L'UDC tient à relever d'emblée que les meilleures conditions-cadres que l'on puisse offrir à l'économie sont un bas niveau d'imposition, un Etat qui fait preuve de retenue et une liberté d'entreprendre maximale, donc une législation libérale. Les interventions de l'Etat ne conduisent que rarement au but visé. Preuve en est aussi cette loi sur le marché intérieur qui n'a pas eu les effets souhaités par le Conseil fédéral (le rapport explicatif accompagnant ce projet de révision parle d'un "clivage" entre les espoirs fondés sur cette loi et ce qui a été obtenu en réalité). Partant de ce constat, il ne faut pas non plus surestimer les effets de la révision proposée. Même si on peut admettre que la loi sur le marché intérieur a effectivement besoin de quelques réformes ponctuelles, l'esprit qui anime les explications du DFE est plutôt inquiétant. Les auteurs de cette réforme partent en effet de l'absolue nécessité de l'intervention de l'Etat. Or, l'expérience prouve que ces interventions sont plus nocives qu'utiles. L'Etat doit se contenter de fixer les conditions-cadres tout en intervenant aussi peu que possible dans les processus économiques.

Voici donc quelques remarques de principe concernant ce projet de révision.

1. Entraves à l'accès au marché

L'UDC est en principe d'accord avec les propositions de réforme faites dans ce domaine.

2. Suppression des éventuelles discriminations de Suisses par rapport à des citoyens UE

La révision et l'harmonisation de la reconnaissance des certificats de capacité cantonaux doivent être soutenues.

3. Droit de recours de la Commission de la concurrence

Selon la loi en vigueur, la Commission de la concurrence doit se contenter de donner des recommandations sans effet contraignant aux autorités cantonales et communales. La révision vise à donner à la Comco un droit de recours qui lui permet d'agir contre des décisions des autorités qu'elle juge contraires à la loi. En d'autres termes, les compétences de la Commission de la concurrence seront notablement étendues. L'UDC s'y oppose.

L'argumentation du DFE n'est pas convaincante. Il n'est pas important de savoir, comme l'affirme le DFE, que les particuliers ne font que rarement usage de leur droit de recours. L'Etat n'a pas à encourager les procédures judiciaires, donc à donner de nouvelles compétences juridiques à la Comco. Il est juste que les personnes concernées disposent d'un droit de recours et cela suffit.

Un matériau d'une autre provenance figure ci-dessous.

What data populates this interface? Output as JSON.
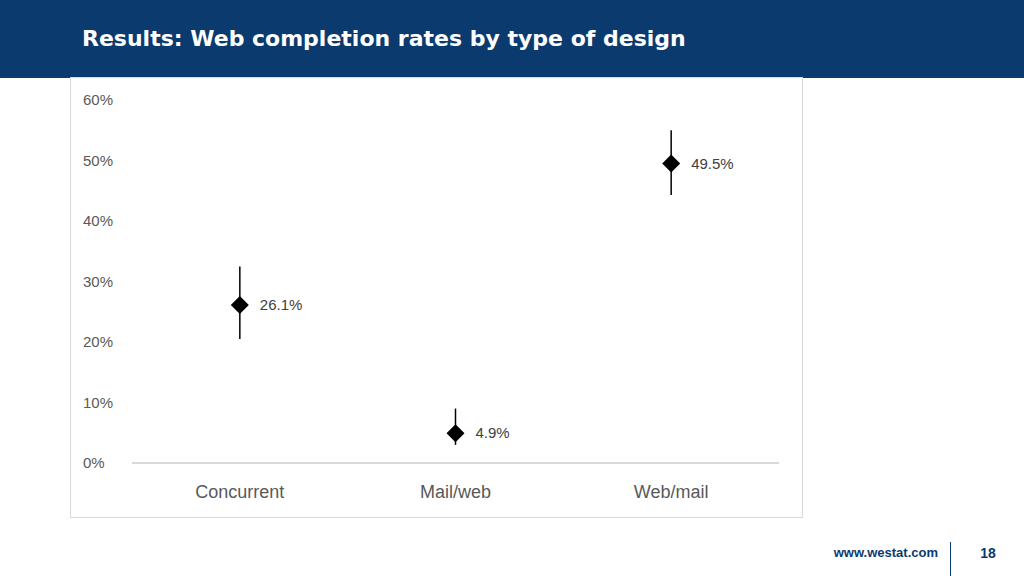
{
  "chart_data": {
    "type": "scatter",
    "title": "Results: Web completion rates by type of design",
    "categories": [
      "Concurrent",
      "Mail/web",
      "Web/mail"
    ],
    "values": [
      26.1,
      4.9,
      49.5
    ],
    "value_labels": [
      "26.1%",
      "4.9%",
      "49.5%"
    ],
    "error_minus": [
      5.6,
      1.9,
      5.2
    ],
    "error_plus": [
      6.4,
      4.1,
      5.5
    ],
    "color": "#000000",
    "marker": "diamond",
    "data_labels": true,
    "grid": false,
    "ylim": [
      0,
      60
    ],
    "yticks": [
      {
        "value": 0,
        "label": "0%"
      },
      {
        "value": 10,
        "label": "10%"
      },
      {
        "value": 20,
        "label": "20%"
      },
      {
        "value": 30,
        "label": "30%"
      },
      {
        "value": 40,
        "label": "40%"
      },
      {
        "value": 50,
        "label": "50%"
      },
      {
        "value": 60,
        "label": "60%"
      }
    ]
  },
  "footer": {
    "url": "www.westat.com",
    "page_number": 18
  }
}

L'affirmation selon laquelle la Commission de la concurrence est indépendante des autorités administratives est purement théorique. La Comco est également une autorité étatique. Et, en fin de compte, toute intervention de la Commission de la concurrence est une intervention de l'Etat dans l'économie privée.

L'UDC rejette catégoriquement cette extension des compétences et des possibilités d'intervention de la Commission de la concurrence.

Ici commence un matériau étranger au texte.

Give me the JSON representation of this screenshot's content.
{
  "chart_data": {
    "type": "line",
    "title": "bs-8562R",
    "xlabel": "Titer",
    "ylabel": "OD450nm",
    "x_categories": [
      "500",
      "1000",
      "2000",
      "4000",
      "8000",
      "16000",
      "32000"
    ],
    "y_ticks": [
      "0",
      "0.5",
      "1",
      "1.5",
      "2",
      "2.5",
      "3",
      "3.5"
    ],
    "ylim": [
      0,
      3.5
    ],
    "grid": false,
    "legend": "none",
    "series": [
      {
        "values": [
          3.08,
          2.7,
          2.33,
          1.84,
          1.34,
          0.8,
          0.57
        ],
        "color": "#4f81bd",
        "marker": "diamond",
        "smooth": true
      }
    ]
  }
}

4. Note concernant l'art. 1 al. 3

La révision de l'art. 1 al. 3 précise que même des activités commerciales effectuées par un service public sont soumises au principe de la liberté économique et entrent donc dans le champ d'application de cette loi. A en croire les auteurs de cette réforme, cette modification répond à la nouvelle "doctrine constitutionnelle".

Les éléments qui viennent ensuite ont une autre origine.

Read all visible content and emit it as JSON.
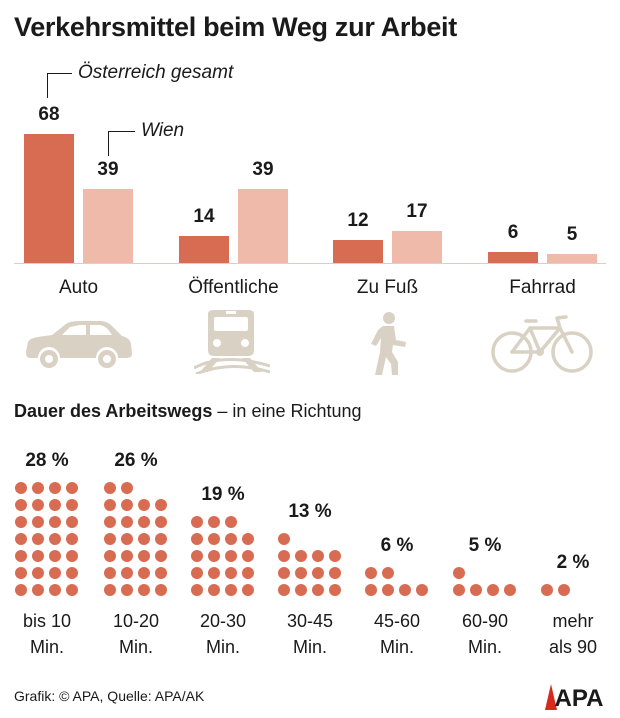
{
  "title": "Verkehrsmittel beim Weg zur Arbeit",
  "legend": {
    "austria": "Österreich gesamt",
    "vienna": "Wien"
  },
  "colors": {
    "austria": "#d86c53",
    "vienna": "#efbaa9",
    "icon": "#d9d1c3",
    "dots": "#d86c53",
    "logo": "#d42b1e"
  },
  "chart_data": [
    {
      "type": "bar",
      "title": "Verkehrsmittel beim Weg zur Arbeit",
      "categories": [
        "Auto",
        "Öffentliche",
        "Zu Fuß",
        "Fahrrad"
      ],
      "series": [
        {
          "name": "Österreich gesamt",
          "values": [
            68,
            14,
            12,
            6
          ]
        },
        {
          "name": "Wien",
          "values": [
            39,
            39,
            17,
            5
          ]
        }
      ],
      "value_labels": [
        [
          "68",
          "14",
          "12",
          "6"
        ],
        [
          "39",
          "39",
          "17",
          "5"
        ]
      ],
      "icons": [
        "car-icon",
        "train-icon",
        "pedestrian-icon",
        "bicycle-icon"
      ],
      "ylim": [
        0,
        70
      ]
    },
    {
      "type": "bar",
      "title": "Dauer des Arbeitswegs",
      "subtitle": "– in eine Richtung",
      "categories": [
        "bis 10 Min.",
        "10-20 Min.",
        "20-30 Min.",
        "30-45 Min.",
        "45-60 Min.",
        "60-90 Min.",
        "mehr als 90"
      ],
      "category_lines": [
        [
          "bis 10",
          "Min."
        ],
        [
          "10-20",
          "Min."
        ],
        [
          "20-30",
          "Min."
        ],
        [
          "30-45",
          "Min."
        ],
        [
          "45-60",
          "Min."
        ],
        [
          "60-90",
          "Min."
        ],
        [
          "mehr",
          "als 90"
        ]
      ],
      "values": [
        28,
        26,
        19,
        13,
        6,
        5,
        2
      ],
      "value_labels": [
        "28 %",
        "26 %",
        "19 %",
        "13 %",
        "6 %",
        "5 %",
        "2 %"
      ],
      "unit": "%"
    }
  ],
  "footer": {
    "text": "Grafik: © APA, Quelle: APA/AK",
    "logo": "APA"
  }
}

Nous tenons à relever à ce propos qu'à notre avis le principe de la liberté économique ne peut pas concerner les activités économiques des collectivités publiques puisque la liberté économique est précisément une garantie par rapport à l'Etat. Elle signifie, comme tous les autres droits fondamentaux, la liberté face à la contrainte de l'Etat. L'Etat et ses services sont donc les destinataires de ces principes de liberté, mais ils n'en sont pas les bénéficiaires. Partant de ce raisonnement, cette adaptation nous paraît douteuse.